Apoptosis. 1998 Sep;3(4):281-7. doi: 10.1023/a:1009665309915.
Previous studies have demonstrated that testicular germ cell apoptosis can be induced both by heat stress and by withdrawal of androgens and gonadotrophins. To investigate whether heat-induced germ cell apoptosis occurs independently of the altered levels of hormones that occur with heat exposure, mouse testicular apoptosis was studied using an in vitro system with controlled levels of testosterone, FSH and LH. It was observed that cells underwent apoptosis sooner in the absence of hormones at the same temperature. Apoptosis also occurred earlier at abdominal temperature compared to scrotal temperature with the same hormonal levels. No somatic tissues studied underwent apoptosis at 37 degrees C under the same culture conditions. These results suggest that heat stress may independently activate an apoptotic pathway in the testis, and that hormone deprivation may induce apoptosis via a separate mechanism.

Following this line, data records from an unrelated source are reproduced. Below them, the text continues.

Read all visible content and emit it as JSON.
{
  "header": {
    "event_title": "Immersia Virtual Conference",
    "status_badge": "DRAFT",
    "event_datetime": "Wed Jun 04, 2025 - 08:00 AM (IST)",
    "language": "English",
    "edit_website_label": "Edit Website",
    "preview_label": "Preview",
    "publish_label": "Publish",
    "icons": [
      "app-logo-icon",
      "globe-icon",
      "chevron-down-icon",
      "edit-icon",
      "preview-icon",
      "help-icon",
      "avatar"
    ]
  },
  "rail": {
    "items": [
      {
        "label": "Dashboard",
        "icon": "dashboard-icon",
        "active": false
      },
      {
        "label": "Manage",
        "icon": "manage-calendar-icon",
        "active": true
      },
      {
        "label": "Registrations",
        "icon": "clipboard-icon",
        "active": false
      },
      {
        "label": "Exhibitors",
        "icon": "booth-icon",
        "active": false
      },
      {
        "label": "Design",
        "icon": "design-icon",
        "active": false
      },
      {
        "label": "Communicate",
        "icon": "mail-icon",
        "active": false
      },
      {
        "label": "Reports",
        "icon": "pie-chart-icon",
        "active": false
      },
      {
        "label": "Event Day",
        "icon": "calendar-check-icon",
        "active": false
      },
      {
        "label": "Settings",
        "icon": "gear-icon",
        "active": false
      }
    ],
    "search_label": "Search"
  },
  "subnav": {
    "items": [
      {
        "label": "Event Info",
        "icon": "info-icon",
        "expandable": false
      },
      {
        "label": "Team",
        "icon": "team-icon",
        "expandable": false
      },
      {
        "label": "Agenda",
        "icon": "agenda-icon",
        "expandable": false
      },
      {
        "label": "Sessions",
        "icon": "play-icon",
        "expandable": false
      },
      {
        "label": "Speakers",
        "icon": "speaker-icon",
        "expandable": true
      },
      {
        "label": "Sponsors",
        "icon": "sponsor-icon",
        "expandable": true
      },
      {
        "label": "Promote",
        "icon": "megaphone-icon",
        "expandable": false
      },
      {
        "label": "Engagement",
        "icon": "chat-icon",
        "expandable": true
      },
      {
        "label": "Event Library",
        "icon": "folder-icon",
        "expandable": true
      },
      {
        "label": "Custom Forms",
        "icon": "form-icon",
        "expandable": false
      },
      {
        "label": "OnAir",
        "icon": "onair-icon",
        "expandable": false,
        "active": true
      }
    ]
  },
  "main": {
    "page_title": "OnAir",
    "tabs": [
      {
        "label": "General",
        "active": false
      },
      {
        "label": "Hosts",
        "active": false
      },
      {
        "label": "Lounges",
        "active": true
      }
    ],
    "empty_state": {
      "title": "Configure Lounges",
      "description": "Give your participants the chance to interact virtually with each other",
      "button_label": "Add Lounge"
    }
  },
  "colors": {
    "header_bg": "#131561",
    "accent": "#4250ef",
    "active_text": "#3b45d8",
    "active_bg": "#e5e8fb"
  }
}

先前的研究表明,热应激以及雄激素和促性腺激素的撤除均可诱导睾丸生殖细胞凋亡。为了研究热诱导的生殖细胞凋亡是否独立于热暴露时发生的激素水平变化,我们使用了一个能控制睾酮、促卵泡激素(FSH)和促黄体生成素(LH)水平的体外系统来研究小鼠睾丸凋亡。结果发现,在相同温度下,缺乏激素时细胞更快发生凋亡。在相同激素水平下,腹部温度时的凋亡也比阴囊温度时更早发生。在相同培养条件下,37摄氏度时所研究的体细胞组织均未发生凋亡。这些结果表明,热应激可能独立激活睾丸中的凋亡途径,而激素剥夺可能通过一种独立机制诱导凋亡。